That critique doesn’t really work for t-tests though does it? Sure, as n increases so does your chance that the finding is statistically significant, but it also reduces the chance of the data being a fluke. If you flip a fair coin a million times holding a banana in your left hand and it comes up heads 55% of the time… there’s some explaining to do.
Even if the explanation is that it wasn’t a fair coin.
Failures to set up or follow proper experimental procedures (giving hints, not fully random presentation, etc) or otherwise introducing a slight biasing effect will show an effect which is puny. With low n, this won’t be statistically significant, but with high n it will appear very statistically significant.
That critique doesn’t really work for t-tests though does it?
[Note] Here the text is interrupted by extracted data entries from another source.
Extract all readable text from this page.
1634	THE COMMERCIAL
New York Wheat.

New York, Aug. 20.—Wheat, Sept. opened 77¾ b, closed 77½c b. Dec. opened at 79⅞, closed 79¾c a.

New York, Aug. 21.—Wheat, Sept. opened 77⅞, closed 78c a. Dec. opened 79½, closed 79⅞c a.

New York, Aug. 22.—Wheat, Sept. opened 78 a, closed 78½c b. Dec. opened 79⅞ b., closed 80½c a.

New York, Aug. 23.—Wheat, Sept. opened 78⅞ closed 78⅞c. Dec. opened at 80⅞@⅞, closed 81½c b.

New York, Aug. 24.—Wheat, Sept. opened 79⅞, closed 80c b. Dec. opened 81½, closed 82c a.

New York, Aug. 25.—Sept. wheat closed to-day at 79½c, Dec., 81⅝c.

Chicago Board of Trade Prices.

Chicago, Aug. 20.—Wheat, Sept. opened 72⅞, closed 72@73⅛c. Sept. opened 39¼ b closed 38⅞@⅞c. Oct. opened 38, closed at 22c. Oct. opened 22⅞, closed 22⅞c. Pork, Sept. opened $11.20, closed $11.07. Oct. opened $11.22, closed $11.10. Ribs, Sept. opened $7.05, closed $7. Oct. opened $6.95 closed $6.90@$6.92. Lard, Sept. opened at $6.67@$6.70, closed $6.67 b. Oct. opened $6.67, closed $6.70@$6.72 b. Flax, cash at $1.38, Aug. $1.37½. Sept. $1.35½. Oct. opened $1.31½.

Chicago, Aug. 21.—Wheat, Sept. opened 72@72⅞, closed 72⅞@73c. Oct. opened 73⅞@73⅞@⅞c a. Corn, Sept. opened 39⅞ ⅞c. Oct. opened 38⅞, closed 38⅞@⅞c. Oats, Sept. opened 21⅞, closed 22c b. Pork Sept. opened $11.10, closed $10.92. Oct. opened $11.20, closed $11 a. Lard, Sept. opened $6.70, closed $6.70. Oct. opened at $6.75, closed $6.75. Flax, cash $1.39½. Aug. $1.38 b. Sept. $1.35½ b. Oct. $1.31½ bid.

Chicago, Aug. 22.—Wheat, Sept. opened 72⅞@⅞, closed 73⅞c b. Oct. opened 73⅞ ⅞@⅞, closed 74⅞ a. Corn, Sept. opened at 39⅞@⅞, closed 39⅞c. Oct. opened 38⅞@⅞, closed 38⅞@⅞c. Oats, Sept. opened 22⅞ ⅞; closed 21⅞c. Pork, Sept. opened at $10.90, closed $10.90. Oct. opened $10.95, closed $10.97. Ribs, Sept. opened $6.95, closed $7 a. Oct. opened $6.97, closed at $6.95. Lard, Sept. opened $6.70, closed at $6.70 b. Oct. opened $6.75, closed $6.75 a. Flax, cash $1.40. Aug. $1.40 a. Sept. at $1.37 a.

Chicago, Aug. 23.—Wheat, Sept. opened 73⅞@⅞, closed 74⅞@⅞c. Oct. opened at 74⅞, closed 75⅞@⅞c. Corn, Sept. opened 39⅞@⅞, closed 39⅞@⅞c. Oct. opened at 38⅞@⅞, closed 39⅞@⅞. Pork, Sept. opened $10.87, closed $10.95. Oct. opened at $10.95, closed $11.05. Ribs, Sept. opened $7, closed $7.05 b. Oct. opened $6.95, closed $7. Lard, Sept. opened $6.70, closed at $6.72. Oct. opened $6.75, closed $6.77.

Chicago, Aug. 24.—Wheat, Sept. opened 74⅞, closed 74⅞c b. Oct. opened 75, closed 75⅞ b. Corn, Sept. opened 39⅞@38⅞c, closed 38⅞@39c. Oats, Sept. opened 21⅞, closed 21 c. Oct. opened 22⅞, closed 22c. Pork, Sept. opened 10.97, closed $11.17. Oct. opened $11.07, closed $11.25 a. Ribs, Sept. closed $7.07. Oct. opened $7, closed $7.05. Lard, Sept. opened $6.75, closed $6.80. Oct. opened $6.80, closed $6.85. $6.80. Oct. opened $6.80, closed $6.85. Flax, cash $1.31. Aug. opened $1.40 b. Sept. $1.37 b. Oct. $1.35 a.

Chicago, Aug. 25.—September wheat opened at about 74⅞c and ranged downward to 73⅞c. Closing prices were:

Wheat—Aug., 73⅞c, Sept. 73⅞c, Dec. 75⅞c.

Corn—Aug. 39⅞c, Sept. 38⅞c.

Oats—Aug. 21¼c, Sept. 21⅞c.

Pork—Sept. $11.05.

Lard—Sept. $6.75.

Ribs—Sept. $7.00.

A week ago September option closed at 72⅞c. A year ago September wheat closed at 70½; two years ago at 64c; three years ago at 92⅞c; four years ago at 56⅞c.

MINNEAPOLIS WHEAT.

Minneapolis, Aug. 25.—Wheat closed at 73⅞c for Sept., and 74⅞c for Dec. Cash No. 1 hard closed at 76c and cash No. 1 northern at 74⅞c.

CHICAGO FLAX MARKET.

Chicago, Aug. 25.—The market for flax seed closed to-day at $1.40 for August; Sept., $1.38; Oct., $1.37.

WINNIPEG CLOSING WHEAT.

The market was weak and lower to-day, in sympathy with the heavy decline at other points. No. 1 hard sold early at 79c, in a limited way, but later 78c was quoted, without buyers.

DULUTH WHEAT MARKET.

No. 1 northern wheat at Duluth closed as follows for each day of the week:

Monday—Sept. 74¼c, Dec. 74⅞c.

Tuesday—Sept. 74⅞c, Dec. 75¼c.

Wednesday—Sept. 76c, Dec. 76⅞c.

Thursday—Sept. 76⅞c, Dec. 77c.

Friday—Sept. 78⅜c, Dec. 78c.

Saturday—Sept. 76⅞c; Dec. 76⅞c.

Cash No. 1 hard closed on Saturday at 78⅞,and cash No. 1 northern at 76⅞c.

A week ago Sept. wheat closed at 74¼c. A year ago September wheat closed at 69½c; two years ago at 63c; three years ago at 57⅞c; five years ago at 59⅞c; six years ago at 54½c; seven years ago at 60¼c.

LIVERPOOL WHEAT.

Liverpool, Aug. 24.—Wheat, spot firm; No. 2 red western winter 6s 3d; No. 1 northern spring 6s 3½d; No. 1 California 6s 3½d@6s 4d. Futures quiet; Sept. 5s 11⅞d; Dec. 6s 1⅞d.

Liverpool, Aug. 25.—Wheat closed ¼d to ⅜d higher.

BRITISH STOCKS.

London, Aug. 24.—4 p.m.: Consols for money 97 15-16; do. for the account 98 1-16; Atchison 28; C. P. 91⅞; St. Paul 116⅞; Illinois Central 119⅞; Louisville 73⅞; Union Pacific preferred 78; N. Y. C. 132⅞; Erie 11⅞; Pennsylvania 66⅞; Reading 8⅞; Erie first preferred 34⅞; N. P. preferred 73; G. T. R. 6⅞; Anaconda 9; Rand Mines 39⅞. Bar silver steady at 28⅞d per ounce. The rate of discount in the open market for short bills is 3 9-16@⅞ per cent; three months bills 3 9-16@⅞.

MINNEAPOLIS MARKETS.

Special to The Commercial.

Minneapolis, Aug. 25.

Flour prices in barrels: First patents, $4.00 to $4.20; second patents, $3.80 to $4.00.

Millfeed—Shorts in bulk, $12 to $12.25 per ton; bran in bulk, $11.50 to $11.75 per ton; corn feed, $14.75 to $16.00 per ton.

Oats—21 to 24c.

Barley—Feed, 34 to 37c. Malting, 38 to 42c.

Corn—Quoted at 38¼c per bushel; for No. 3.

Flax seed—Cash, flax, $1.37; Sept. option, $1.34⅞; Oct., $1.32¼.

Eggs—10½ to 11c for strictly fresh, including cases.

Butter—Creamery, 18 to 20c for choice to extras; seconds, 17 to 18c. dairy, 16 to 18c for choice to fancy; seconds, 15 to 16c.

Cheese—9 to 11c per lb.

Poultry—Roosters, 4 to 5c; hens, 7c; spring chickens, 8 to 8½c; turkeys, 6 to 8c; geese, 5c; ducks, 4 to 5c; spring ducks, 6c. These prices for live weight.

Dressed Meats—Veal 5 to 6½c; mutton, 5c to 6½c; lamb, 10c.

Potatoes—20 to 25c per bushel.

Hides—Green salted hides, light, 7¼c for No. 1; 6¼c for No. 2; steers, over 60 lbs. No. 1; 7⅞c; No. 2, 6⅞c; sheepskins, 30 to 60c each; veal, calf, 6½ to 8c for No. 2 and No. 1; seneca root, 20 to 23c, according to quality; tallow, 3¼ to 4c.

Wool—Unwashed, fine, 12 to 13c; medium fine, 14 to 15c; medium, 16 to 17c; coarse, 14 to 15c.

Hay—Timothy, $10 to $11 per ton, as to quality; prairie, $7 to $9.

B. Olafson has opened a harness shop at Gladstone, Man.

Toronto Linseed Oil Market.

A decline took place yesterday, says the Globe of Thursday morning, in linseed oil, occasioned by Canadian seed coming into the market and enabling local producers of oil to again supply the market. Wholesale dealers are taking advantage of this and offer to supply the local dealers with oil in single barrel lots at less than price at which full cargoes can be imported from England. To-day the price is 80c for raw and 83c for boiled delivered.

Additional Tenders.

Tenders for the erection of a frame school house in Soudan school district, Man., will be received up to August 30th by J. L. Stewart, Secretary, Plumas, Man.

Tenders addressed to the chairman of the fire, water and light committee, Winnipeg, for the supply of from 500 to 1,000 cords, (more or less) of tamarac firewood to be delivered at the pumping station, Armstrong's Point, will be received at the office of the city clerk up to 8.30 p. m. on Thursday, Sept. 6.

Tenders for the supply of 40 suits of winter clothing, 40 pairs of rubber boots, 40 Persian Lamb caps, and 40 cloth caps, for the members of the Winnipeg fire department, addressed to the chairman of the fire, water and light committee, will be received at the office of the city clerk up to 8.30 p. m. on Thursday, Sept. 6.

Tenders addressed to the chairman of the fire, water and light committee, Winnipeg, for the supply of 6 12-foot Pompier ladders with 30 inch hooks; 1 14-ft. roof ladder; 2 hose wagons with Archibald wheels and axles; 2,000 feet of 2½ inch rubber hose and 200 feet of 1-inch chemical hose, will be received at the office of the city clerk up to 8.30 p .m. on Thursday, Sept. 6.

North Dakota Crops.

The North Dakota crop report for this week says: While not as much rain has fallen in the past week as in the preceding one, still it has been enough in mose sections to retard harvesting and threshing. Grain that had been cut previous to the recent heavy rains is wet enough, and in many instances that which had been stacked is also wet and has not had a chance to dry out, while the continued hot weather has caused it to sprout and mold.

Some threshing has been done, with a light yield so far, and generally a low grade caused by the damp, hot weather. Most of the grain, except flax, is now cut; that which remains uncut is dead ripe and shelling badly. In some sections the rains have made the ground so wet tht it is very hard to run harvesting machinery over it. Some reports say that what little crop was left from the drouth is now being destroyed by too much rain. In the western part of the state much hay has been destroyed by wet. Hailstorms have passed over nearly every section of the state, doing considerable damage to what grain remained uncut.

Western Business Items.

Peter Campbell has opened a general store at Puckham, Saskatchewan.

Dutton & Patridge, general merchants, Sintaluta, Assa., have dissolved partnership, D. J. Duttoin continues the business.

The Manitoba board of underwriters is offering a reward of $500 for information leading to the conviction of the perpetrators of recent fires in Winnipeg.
Sure, as n increases so does your chance that the finding is statistically significant, but it also reduces the chance of the data being a fluke. If you flip a fair coin a million times holding a banana in your left hand and it comes up heads 55% of the time… there’s some explaining to do. Even if the explanation is that it wasn’t a fair coin.
Failures to set up or follow proper experimental procedures (giving hints, not fully random presentation, etc) or otherwise introducing a slight biasing effect will show an effect which is puny. With low n, this won’t be statistically significant, but with high n it will appear very statistically significant.
That’s true, statistical significance isn’t the most sophisticated statistic. My rule of thumb is looking at the p and d values.